Many of us vowed to eat more healthfully in the new year but, one month later, are still struggling to take that first step. Here are some grocery store guidelines to reduce the amount of fat, sugar and salt in your diet, which are associated with a higher risk for obesity, heart attack, diabetes, and other diseases.
Make your meal healthier by substituting foods with lots of color from natural sources (not artificial colors) for foods that are white or brown. Start in the produce section with fresh fruits and veggies, which are high in vitamins and fiber and low in fat. But be sure to check the labels on processed foods in this department like guacamole or prepared salads with dressing; they may contain high amounts of fat, sodium and/or sugar.
In the dairy section, stick with low-fat where possible. Beware of flavored yogurts which can contain as much as half of the recommended daily allowance of sugar. Recent research indicates that eggs are OK in moderation, but check with your doctor first.
At the butcher shop, lean meats (such as chicken) and fish are the healthiest alternatives. Processed meats (like lunchmeat or hot dogs) contain high amounts of sodium.
The bakery department can be tricky. While breads and other baked goods can have a place at your dinner table, the hidden sugars and sodium in bread might surprise you. Just two slices of packaged white sandwich bread may account for as much as a quarter of your recommended daily sodium intake. Instead, select breads made from whole grains (NOT whole wheat), which can lower LDL (bad cholesterol) and decrease the risk of diabetes by almost a third.
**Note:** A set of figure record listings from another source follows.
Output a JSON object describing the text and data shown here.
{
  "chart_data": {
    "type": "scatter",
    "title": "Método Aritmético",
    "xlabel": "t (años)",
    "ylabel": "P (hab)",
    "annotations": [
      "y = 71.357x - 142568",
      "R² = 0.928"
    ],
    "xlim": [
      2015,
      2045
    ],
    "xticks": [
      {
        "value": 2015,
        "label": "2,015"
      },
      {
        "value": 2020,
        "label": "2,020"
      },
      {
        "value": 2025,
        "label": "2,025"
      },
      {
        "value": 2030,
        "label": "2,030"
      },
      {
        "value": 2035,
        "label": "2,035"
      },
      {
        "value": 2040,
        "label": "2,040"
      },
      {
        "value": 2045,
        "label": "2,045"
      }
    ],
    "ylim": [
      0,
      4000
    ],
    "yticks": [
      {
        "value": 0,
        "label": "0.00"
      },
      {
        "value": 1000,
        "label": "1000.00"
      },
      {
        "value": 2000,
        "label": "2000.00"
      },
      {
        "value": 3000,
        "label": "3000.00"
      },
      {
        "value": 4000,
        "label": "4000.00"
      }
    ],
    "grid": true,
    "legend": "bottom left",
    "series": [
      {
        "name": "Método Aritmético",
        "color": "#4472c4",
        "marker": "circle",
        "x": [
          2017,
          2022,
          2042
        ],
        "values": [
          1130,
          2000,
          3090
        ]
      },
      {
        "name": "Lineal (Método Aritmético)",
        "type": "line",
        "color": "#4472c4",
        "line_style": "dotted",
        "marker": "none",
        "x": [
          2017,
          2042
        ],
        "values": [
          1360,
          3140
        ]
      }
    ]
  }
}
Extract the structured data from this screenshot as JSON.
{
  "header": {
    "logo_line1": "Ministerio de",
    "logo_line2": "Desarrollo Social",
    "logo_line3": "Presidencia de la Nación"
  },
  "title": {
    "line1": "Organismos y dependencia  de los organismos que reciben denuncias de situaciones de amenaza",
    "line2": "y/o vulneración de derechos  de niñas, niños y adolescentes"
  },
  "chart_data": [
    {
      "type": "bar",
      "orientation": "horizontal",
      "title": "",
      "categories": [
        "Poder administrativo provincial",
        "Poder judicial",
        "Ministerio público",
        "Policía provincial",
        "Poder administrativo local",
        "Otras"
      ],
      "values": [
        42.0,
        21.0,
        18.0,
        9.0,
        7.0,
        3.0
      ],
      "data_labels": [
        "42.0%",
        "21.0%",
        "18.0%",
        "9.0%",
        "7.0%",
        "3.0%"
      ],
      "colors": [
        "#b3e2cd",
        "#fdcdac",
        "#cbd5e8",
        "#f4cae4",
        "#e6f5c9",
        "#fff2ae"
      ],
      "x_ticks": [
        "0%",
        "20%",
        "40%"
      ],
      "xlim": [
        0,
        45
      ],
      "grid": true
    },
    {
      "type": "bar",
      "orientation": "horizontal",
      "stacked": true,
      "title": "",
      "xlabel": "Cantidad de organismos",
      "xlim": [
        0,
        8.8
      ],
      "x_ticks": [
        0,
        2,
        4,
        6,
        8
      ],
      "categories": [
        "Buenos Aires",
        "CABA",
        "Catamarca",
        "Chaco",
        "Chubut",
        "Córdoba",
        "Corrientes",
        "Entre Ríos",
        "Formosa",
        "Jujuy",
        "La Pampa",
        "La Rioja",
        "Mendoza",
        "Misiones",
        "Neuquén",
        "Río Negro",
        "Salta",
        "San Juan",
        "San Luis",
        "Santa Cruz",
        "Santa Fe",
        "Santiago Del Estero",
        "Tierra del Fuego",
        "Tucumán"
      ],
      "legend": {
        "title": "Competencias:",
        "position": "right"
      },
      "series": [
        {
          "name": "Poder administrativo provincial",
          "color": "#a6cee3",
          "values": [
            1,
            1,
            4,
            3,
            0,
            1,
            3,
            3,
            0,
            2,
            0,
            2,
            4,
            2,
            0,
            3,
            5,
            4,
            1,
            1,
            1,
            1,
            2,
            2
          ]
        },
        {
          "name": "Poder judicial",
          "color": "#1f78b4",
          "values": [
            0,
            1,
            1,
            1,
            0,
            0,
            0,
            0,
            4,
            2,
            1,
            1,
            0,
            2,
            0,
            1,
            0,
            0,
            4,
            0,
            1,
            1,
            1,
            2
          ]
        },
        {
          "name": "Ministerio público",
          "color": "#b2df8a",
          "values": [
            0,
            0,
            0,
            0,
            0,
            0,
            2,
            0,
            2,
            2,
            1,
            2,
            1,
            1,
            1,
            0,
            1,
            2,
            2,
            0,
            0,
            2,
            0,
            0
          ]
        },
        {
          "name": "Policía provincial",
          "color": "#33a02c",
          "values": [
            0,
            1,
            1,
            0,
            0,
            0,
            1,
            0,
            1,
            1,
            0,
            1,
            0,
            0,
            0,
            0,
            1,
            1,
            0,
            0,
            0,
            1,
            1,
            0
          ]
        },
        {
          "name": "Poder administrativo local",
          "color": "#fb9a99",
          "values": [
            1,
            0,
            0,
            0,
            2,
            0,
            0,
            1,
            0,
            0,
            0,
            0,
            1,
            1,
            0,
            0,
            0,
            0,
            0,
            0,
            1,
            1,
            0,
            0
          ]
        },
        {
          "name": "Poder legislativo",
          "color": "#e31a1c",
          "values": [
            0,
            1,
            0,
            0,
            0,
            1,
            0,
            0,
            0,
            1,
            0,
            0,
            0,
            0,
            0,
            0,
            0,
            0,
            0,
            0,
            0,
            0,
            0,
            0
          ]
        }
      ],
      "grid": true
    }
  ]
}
The interior aisles of the grocery store are treacherous. Almost everything in a plastic wrapper is highly processed and loaded with fat, salt, sugar or all three. If you spend a lot of time in the middle aisles, do a lot of label-reading and look for healthier substitutes. Plain canned beans in water are a good choice, as are some nuts and dried fruit. Also, be aware of serving sizes per package: for example, canned soups are sometimes advertised as low sodium – but if the serving size is half a can and you’re accustomed to eating a full can of soup, you’ll be getting double the dose of sodium.
In the frozen food aisle, frozen veggies without added sauces and fruits without added sugar can substitute for fresh, Choose low-fat ice cream over regular versions. Be very careful of frozen pizzas, dinners and snacks, which can be loaded with sodium.
Perhaps the easiest way to eat healthy is to make a grocery list that emphasizes naturally colorful foods – the more vegetables, the better — and stick to it.
— Susan Smyth, MD, PhD, is the Medical Director of the Gill Heart Institute at the University of Kentucky.